В середине октября я выехал в Петроград. После невероятной сутолоки и беспорядка на железной дороге прибыл. Там на вокзале — проверка документов. Битых два часа пришлось доказывать, что Эскадра Воздушных Кораблей существовала и воевала с немцами. Проверявший заявил, что сухопутной Эскадры не знает, документы мои неблагонадежны, и он должен меня задержать. Наконец удалось уговорить товарища справиться по телефону у более высокого начальства — была ли такая Эскадра и что со мной делать? По- видимому, ответивший по телефону начальник, зная о существовании этой Эскадры, приказал меня освободить. В Морском Штабе мне предложили отправиться в Архангельск на должность командира тральщика в Белом море или выйти в отставку. Я избрал последнее.

Положение ухудшалось. Деньги, которые я получил при отставке — иссякали. Заработка не было никакого. В это время я узнал, что организовано общество офицеров-фронтовиков. Я отправился туда, и действительно помощь оказывалась: можно было прийти пообедать и в этой же столовой узнать, где имеются и какие вакансии для поступления на службу. С первого взгляда все было хорошо, но на третий мой приход выяснилось, что вербуют офицеров для отправки на юг. Мне это показалось подозрительным, и я перестал туда ходить.

В конце 1917 г. в Петроград приехали уволенные из Эскадры бывшие офицеры и с ними бывший помощник Начальника Эскадры военлет А. В. Панкратьев. Будучи приверженцем «Муромцев», на которых он работал всю войну, Панкратьев не терял надежды на восстановление Эскадры при Советской Власти.

В начале 1918 г. Панкратьев предпринял шаги для выяснения возможностей организации ячейки «Муромцев» с включением их в состав Рабоче- Крестьянской Красной Гвардии. В отношении личного состава можно было собрать людей, бывших в Эскадре, в количестве, достаточном для формирования двух-трех кораблей, но было полное отсутствие материальной части и неизвестность задач, которые будут даны этой ячейке. Для выяснения этих вопросов Панкратьев написал докладную записку в Коллегию Авиации и Воздухоплавания (в дальнейшем переформированную в Главное Управление Авиации Рабоче-Крестьянской Красной Армии). В Коллегии отнеслись благожелательно к этому проекту и передали его на рассмотрение в Совнарком. Туда был вызван Панкратьев и на основании личных переговоров и ходатайства Коллегии 22 марта 1918 г. был издан декрет, утверждающий организацию Северной Группы Воздушных Кораблей (СГВК) в составе 3- х боевых единиц. Панкратьеву было предложено составить штат этой группы и представить список людей, которые могли быть назначены в эту Группу.
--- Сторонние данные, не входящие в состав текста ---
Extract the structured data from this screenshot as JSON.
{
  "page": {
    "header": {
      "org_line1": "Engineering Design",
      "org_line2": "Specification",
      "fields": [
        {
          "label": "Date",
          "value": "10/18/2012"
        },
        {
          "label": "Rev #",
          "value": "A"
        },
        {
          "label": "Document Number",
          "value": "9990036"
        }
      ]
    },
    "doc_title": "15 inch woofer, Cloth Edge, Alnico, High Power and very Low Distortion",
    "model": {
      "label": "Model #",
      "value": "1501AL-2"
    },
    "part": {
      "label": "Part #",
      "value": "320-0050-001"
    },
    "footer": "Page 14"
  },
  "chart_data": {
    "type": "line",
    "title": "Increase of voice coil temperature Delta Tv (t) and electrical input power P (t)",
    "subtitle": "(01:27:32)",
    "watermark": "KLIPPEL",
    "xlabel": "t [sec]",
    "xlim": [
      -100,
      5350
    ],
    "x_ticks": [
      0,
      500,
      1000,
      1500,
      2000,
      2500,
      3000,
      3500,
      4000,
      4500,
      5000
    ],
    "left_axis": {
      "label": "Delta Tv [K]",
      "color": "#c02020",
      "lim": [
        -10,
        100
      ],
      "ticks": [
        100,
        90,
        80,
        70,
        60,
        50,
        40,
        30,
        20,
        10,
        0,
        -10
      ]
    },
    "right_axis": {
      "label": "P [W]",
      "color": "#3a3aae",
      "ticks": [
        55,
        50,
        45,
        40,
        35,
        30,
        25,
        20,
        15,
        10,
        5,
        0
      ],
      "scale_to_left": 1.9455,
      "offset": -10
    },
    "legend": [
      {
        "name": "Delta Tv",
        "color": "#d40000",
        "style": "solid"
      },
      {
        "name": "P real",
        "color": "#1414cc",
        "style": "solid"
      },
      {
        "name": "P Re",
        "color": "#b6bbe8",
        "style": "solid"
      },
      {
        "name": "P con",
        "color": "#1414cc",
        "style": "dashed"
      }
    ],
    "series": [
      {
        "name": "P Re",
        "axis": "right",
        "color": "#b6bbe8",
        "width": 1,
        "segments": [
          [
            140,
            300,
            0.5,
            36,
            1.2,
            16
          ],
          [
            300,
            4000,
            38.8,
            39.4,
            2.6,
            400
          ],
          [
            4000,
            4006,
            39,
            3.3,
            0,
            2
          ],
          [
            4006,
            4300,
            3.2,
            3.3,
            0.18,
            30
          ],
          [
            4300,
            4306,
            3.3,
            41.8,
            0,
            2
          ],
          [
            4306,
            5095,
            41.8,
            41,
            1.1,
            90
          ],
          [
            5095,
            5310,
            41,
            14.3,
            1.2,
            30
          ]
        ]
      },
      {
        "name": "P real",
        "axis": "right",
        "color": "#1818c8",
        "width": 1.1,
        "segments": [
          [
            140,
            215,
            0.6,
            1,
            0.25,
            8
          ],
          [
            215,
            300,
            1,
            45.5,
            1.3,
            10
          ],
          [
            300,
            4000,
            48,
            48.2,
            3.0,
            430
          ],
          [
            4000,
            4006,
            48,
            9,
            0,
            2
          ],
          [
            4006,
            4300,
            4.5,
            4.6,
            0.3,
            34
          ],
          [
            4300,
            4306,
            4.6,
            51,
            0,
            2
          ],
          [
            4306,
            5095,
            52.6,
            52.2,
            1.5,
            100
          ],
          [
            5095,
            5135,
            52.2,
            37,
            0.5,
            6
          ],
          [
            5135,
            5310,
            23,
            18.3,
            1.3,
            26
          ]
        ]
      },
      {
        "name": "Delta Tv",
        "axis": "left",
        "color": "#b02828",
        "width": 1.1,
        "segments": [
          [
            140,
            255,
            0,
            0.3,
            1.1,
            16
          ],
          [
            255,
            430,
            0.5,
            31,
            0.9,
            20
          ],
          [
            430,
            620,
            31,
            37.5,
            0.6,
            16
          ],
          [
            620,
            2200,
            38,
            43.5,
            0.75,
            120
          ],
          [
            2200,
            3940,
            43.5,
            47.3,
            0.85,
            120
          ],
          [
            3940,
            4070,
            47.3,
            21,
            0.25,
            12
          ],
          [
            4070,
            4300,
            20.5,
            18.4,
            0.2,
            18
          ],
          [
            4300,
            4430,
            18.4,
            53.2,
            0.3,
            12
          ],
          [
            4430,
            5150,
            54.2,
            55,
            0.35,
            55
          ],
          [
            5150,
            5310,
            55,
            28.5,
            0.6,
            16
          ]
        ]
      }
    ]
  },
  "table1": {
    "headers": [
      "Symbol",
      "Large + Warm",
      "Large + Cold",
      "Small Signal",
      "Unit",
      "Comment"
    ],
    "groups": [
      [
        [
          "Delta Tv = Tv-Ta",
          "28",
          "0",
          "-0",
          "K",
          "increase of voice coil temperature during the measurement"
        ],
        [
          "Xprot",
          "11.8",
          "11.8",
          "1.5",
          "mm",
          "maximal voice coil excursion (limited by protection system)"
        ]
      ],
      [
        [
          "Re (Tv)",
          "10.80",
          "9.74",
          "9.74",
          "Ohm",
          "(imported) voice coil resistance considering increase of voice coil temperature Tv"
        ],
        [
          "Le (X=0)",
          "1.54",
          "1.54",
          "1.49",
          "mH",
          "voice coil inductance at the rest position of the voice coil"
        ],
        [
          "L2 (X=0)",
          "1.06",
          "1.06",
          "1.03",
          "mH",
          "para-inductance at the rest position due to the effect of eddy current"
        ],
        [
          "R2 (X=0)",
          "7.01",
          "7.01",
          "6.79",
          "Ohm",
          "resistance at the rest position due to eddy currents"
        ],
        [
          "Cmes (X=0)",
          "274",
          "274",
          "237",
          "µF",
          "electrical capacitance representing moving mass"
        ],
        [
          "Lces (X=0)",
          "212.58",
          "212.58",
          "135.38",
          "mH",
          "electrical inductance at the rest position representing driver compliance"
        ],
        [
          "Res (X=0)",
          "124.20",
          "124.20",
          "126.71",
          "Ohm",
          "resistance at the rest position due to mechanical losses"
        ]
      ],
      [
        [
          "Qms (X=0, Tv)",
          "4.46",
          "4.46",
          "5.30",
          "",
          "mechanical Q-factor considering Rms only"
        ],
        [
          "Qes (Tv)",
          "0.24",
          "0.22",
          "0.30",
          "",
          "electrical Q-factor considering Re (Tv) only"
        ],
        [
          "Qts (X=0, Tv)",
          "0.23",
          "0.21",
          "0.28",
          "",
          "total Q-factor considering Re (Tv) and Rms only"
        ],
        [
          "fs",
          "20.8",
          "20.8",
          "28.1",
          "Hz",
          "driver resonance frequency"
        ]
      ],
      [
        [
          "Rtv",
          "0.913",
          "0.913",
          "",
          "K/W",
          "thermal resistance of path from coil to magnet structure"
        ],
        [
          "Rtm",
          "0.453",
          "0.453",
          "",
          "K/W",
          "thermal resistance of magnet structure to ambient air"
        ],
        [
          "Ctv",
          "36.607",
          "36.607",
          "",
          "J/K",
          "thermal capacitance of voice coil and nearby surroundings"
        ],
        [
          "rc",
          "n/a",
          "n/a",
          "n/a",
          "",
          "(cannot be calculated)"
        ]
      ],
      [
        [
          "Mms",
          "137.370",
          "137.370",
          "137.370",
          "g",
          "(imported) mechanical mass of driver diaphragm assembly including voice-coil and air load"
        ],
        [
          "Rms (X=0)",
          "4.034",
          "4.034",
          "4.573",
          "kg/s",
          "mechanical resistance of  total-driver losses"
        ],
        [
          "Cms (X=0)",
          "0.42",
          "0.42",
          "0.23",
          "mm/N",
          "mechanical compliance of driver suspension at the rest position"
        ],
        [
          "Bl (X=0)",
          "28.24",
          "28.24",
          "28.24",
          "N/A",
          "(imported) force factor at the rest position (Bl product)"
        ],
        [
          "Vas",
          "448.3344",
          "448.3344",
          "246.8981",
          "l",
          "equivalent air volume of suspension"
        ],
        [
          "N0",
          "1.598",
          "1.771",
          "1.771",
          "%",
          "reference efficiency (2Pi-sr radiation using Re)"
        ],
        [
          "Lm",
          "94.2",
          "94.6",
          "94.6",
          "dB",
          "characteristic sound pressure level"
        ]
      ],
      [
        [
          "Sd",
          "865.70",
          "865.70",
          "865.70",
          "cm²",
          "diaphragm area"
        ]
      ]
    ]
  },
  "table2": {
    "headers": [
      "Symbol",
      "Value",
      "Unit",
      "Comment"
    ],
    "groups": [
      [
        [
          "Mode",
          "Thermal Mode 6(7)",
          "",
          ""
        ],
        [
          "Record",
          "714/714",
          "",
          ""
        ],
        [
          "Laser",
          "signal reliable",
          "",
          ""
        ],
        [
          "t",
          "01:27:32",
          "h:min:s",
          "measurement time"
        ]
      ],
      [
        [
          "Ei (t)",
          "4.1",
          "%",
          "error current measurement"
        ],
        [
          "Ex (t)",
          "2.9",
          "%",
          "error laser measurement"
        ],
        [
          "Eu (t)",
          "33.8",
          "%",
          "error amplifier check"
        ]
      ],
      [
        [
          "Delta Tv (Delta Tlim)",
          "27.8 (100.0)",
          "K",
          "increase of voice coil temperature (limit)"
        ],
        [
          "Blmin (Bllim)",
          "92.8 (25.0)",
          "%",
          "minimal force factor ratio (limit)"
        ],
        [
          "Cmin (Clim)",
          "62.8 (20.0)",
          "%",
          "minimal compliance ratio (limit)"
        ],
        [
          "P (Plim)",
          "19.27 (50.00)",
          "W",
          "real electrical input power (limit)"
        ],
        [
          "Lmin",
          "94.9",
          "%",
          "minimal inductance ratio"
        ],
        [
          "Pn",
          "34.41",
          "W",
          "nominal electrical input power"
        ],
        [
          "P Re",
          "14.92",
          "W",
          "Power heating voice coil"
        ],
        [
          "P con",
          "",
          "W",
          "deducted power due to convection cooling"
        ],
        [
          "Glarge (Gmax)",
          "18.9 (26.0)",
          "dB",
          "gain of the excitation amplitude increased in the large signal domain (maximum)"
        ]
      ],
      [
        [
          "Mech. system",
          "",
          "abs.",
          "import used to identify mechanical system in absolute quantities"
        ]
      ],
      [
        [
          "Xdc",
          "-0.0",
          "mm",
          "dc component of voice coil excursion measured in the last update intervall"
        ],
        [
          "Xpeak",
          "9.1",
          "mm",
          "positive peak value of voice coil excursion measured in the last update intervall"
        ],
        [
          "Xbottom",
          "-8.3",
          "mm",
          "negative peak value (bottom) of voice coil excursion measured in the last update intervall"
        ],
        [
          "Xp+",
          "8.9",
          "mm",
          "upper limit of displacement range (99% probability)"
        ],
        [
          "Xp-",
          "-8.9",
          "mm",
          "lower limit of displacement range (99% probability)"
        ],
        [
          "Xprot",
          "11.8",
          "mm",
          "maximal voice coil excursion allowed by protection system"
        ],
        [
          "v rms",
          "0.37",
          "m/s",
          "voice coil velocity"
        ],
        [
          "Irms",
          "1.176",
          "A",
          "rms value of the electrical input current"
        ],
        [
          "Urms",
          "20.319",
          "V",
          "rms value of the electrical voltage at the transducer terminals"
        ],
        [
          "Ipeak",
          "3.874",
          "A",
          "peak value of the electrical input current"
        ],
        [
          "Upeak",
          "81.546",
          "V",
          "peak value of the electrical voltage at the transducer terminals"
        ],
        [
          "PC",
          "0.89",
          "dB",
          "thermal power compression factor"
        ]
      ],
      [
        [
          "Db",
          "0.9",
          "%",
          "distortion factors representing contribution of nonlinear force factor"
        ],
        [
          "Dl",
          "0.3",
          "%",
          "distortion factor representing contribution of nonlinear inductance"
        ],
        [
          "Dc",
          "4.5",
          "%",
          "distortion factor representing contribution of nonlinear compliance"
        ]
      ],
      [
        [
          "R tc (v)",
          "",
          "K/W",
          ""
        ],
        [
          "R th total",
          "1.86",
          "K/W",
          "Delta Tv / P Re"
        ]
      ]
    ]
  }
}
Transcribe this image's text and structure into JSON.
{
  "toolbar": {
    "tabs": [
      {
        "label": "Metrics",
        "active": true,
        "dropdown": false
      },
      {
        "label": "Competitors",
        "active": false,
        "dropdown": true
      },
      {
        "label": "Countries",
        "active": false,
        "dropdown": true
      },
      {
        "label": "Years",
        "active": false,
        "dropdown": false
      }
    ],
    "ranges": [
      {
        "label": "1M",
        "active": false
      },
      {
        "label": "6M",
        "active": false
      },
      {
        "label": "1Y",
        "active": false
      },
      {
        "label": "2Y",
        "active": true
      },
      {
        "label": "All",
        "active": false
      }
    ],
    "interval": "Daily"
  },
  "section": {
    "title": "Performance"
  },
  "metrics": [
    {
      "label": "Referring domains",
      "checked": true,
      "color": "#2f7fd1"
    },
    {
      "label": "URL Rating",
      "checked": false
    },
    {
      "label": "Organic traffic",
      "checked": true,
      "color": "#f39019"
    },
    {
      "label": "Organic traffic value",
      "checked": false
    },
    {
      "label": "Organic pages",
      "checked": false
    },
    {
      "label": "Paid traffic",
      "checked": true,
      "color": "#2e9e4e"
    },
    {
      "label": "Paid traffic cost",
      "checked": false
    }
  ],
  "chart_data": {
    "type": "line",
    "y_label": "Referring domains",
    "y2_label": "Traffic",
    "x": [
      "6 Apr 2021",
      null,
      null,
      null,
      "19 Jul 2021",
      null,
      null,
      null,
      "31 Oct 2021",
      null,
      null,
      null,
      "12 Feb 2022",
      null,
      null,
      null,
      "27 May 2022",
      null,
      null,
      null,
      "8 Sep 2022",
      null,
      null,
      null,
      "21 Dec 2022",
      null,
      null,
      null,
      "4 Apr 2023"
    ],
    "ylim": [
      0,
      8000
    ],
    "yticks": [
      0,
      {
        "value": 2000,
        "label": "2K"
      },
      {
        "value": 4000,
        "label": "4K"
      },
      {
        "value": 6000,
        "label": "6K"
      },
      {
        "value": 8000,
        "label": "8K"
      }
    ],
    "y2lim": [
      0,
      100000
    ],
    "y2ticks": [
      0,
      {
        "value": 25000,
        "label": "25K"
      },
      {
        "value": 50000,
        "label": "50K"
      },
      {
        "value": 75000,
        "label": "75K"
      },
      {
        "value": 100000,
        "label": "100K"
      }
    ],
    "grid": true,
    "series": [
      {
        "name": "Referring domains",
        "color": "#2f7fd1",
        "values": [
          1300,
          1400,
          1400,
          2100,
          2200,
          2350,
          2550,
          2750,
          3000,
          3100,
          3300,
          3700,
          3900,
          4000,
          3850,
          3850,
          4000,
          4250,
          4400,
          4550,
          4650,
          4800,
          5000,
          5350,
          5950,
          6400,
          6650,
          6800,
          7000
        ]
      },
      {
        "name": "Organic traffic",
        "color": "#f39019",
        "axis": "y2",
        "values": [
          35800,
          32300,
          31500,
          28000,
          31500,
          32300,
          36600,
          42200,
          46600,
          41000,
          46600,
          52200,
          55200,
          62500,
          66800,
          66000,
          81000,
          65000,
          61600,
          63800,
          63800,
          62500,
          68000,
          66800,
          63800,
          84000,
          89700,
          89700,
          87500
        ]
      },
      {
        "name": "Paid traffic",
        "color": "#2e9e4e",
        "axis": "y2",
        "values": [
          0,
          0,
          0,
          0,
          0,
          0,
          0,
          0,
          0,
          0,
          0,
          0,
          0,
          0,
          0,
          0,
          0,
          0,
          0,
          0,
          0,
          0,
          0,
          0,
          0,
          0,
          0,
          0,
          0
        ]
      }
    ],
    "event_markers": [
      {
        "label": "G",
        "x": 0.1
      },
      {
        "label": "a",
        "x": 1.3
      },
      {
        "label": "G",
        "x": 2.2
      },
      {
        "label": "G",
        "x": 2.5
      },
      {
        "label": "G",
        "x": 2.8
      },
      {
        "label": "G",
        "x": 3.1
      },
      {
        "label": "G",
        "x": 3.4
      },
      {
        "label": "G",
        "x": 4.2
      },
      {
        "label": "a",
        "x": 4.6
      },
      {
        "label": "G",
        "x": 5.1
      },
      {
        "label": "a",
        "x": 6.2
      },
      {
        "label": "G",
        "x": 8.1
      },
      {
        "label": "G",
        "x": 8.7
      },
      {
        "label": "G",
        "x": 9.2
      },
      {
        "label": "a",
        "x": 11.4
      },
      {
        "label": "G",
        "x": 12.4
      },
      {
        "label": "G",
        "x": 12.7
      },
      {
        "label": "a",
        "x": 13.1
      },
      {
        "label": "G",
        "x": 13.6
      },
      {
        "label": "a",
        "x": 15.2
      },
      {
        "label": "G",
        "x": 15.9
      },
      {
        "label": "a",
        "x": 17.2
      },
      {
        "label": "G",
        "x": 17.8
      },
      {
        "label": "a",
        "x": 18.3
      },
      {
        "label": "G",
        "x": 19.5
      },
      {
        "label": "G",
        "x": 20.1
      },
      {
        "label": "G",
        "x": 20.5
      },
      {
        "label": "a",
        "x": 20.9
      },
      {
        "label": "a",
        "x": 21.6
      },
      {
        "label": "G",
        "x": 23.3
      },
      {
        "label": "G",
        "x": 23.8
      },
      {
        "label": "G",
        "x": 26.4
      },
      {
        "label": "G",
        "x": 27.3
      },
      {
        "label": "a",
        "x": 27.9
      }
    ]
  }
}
В конце марта все было утверждено, а в Группу входили: Начальник Группы А. В. Панкратьев, летчик-испытатель и сдатчик на заводе военлет Г. В. Алехнович, бывший старший механик Эскадры Никольской М. Н., летчики-наблюдатели Всеволжский, Георгиевский и Анучин. Из Главного Управления Авиации и Воздухоплавания перешли Девель, Гончаров, Канишев и другие. Из боевых отрядов прибыло несколько мотористов, были люди и из легкой авиации.

Решено было комплектовать два боевых корабля, набрать полный комплект служащих и иметь в запасе 3–4 корабля с тем, чтобы подготовить личный состав для них на случай аварий. Был утвержден временный штат, подготовленный Панкратьевым, с включением всего списка личного состава на паек и денежное довольствие.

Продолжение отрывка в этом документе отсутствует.